Other Christo (by the way, it is not true that half the men in South Africa are called Christo).

On 2016/04/20 1:15 PM, Jacob Kruger wrote:
Christo,

Am also based in SA, and, yes, eSpeak is my choice when using NVDA, partly due to it handling multiple languages, but, also, since while it's not particularly natural sounding, it is definitely very clear-sounding, makes it easy to be pretty sure what you're hearing it say, etc. - which is also pretty important when working as a programmer/software developer.

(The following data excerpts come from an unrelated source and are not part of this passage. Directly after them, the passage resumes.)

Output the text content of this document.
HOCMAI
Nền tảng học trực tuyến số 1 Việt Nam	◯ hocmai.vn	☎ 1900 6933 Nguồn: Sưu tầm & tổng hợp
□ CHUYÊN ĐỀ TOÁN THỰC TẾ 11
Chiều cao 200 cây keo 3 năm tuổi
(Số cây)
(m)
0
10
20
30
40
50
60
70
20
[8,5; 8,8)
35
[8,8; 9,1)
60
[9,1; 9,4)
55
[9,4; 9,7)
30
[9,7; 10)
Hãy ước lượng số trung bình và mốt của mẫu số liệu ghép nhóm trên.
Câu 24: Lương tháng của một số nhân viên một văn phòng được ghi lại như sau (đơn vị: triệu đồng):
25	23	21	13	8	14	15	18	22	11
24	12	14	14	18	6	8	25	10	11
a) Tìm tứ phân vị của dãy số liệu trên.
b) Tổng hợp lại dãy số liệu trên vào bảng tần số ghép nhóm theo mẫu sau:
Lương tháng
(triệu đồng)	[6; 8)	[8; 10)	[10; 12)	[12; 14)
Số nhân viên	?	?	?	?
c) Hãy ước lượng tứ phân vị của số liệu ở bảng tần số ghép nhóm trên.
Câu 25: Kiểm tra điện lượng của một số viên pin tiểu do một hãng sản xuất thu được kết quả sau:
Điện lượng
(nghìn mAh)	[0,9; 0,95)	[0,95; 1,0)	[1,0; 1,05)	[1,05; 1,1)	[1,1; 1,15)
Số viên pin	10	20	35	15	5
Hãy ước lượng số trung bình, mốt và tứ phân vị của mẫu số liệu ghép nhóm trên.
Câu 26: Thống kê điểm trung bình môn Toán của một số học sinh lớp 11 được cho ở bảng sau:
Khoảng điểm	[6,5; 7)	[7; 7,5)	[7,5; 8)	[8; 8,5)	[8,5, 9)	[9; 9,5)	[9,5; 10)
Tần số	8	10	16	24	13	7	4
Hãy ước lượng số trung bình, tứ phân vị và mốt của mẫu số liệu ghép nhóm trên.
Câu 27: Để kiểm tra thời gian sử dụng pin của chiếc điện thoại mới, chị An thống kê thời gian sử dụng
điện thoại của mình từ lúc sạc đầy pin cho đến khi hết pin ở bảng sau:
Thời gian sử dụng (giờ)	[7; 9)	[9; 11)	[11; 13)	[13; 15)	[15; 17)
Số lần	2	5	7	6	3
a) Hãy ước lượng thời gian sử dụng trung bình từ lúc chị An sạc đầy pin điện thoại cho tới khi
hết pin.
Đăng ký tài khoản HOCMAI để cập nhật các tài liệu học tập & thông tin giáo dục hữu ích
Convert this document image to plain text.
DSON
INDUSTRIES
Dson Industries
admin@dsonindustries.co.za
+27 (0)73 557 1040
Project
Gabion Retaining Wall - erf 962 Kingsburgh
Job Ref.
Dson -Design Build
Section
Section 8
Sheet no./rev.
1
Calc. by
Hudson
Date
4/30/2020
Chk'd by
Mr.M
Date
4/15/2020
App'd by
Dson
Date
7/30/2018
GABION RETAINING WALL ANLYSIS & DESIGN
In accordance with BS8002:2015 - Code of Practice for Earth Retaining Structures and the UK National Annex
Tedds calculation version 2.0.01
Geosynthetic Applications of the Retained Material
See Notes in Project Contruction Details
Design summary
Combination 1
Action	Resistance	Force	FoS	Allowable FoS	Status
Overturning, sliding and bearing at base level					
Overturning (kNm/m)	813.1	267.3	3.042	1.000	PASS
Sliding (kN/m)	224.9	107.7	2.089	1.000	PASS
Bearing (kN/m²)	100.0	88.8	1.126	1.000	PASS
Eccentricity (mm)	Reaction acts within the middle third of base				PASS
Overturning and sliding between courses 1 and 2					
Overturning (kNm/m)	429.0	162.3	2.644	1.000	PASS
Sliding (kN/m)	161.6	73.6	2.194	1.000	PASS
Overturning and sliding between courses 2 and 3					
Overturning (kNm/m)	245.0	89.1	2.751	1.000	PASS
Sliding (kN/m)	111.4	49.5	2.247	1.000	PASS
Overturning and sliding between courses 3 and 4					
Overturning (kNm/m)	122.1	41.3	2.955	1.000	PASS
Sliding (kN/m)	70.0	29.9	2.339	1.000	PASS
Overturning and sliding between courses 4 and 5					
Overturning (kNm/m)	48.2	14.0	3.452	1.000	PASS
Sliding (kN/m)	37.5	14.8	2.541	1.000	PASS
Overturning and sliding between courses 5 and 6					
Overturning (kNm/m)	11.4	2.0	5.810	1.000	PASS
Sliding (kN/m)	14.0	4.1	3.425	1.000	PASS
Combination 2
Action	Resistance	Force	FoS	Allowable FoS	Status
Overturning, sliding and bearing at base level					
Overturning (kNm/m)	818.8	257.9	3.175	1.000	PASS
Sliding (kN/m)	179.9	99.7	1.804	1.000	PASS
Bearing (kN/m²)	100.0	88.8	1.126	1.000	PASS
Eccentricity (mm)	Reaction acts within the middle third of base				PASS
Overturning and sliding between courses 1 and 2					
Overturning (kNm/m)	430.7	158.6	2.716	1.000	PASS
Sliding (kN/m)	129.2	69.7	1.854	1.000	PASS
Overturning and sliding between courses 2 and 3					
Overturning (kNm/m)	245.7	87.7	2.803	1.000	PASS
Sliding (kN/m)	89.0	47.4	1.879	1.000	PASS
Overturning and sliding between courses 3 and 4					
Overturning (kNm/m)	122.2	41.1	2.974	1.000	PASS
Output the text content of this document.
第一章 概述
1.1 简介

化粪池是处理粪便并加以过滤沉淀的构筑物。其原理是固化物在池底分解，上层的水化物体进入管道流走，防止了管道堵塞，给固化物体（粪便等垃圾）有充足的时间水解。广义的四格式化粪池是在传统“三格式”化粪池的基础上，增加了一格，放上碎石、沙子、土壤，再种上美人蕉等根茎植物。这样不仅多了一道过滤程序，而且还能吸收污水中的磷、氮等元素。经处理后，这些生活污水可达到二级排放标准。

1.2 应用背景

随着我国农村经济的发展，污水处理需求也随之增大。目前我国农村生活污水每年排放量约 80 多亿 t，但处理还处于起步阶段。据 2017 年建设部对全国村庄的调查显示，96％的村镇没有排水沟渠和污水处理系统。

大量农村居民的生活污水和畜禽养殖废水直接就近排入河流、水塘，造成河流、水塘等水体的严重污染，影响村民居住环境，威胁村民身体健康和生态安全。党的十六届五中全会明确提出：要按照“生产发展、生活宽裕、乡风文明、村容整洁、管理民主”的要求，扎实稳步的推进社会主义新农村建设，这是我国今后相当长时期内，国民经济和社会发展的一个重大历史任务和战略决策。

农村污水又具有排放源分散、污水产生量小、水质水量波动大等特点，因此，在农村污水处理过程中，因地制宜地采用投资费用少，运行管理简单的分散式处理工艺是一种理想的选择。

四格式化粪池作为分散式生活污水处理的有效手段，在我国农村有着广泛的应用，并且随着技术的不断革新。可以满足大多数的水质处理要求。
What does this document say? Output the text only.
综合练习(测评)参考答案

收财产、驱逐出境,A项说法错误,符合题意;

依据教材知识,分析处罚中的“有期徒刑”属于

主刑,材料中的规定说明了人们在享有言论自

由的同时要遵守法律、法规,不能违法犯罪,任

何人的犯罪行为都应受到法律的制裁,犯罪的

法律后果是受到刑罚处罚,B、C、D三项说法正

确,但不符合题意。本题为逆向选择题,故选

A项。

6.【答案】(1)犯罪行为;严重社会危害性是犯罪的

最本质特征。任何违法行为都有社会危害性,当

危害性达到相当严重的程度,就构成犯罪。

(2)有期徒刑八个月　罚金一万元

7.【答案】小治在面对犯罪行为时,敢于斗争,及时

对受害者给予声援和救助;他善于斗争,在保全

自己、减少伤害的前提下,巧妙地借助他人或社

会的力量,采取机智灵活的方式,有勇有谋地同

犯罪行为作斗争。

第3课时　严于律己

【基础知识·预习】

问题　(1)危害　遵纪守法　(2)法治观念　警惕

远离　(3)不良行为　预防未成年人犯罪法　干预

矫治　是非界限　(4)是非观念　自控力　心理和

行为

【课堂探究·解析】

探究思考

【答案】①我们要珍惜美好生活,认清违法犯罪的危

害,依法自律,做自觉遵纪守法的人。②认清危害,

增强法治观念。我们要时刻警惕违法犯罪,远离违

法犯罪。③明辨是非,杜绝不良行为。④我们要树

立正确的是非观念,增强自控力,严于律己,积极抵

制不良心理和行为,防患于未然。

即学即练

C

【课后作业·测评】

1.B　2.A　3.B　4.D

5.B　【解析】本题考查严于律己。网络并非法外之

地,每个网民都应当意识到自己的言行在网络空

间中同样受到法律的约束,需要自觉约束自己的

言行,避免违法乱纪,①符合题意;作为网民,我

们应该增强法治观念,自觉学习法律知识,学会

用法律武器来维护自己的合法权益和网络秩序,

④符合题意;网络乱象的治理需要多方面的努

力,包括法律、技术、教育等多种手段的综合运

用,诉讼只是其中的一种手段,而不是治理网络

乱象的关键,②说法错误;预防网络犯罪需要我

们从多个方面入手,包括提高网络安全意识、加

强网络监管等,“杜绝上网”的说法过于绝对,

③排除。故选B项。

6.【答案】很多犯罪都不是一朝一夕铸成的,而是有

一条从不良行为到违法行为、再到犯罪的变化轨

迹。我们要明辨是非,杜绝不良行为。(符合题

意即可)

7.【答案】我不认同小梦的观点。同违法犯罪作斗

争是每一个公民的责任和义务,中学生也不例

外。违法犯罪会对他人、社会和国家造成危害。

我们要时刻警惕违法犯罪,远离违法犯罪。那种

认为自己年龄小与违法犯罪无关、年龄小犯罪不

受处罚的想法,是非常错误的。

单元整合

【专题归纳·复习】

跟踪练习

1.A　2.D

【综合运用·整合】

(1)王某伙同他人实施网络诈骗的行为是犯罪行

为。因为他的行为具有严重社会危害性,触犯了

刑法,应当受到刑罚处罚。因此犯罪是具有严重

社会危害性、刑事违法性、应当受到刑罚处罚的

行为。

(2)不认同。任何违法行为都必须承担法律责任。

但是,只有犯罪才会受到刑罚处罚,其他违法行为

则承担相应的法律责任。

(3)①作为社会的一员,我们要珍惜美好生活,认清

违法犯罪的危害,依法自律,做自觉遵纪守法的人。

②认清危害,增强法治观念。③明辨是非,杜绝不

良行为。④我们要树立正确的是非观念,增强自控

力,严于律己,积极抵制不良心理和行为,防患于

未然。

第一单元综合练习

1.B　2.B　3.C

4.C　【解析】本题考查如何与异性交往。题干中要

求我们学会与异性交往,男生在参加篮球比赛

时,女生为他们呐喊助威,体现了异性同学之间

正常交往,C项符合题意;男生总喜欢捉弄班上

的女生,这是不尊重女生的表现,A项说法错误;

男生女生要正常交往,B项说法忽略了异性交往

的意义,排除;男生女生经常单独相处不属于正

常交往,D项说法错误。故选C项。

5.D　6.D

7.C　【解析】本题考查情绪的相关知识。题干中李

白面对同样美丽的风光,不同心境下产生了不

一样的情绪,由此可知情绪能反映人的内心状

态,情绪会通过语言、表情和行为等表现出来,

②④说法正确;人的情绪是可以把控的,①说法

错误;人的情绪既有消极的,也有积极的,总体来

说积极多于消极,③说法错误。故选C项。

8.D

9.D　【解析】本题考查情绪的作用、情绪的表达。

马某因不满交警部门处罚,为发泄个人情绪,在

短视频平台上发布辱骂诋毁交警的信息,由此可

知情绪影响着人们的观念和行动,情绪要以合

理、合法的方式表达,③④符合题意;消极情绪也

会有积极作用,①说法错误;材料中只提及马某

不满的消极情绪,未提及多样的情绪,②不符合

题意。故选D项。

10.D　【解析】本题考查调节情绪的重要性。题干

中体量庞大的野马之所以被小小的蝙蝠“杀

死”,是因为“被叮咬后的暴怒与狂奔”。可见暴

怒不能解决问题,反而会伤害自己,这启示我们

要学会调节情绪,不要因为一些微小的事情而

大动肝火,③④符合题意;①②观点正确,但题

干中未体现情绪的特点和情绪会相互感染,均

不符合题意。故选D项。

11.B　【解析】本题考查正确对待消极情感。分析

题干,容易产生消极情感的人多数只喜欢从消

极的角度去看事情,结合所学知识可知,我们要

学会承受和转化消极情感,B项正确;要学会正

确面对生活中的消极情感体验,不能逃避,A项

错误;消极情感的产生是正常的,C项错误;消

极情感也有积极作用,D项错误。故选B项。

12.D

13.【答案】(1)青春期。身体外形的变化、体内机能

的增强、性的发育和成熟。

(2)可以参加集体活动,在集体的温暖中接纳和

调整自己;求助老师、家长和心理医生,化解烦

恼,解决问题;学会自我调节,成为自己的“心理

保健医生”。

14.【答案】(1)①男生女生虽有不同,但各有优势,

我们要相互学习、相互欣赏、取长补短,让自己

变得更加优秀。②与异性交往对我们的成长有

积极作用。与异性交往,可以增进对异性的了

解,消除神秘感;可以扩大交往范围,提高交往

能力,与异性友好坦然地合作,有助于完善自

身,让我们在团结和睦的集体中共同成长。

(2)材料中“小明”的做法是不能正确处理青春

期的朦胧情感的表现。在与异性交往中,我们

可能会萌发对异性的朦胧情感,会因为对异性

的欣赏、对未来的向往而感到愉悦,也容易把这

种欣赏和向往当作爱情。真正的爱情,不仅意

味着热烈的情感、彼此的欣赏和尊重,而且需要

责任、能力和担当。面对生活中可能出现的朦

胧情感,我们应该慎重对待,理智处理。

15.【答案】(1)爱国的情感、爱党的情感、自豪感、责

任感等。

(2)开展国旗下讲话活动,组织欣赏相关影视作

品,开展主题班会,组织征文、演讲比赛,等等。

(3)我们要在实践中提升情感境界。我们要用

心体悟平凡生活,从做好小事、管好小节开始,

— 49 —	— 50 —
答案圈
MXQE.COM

In other words, while understand why some people might prefer somewhat natural sounding voices, they're definitely not of too much interest to some of us, all the time...<smile>

Stay well

Jacob Kruger
Blind Biker
Skype: BlindZA
"Roger Wilco wants to welcome you...to the space janitor's closet..."

On 2016-04-20 10:53 AM, Christo Vorster wrote:
Hi list

I do not necessarily agree with the idea to do away with ESpeak. I
believe that is a case of "horses for causes."

In South Africa, more specifically, at the Institute for the Blind in
Worcester where I am a lecturer, we extensively use ESpeak to read
Afrikaans. And may I say, the quality of ESpeak's Afrikaans is actually
very good.

I won't mind if the developers do away with ESpeak, but before that
happens I want definite proof that the replacement program has, at
least, the same quality, preferably, better.

Cheers

Christo


Rob
 

Christo de Klerk <christodeklerk@gmail.com> wrote:

I think the author of eSpeak, Jonathan Duddington, did a truly wonderful job with eSpeak.
Now if we could make it sound less metallic. It isn't clear sound at all--at least to me. It sounds, tonally, like an 80s flashback synth. Nobody is deying its responsiveness or accuracy. However, those qualities were put in place at the expense of clarity.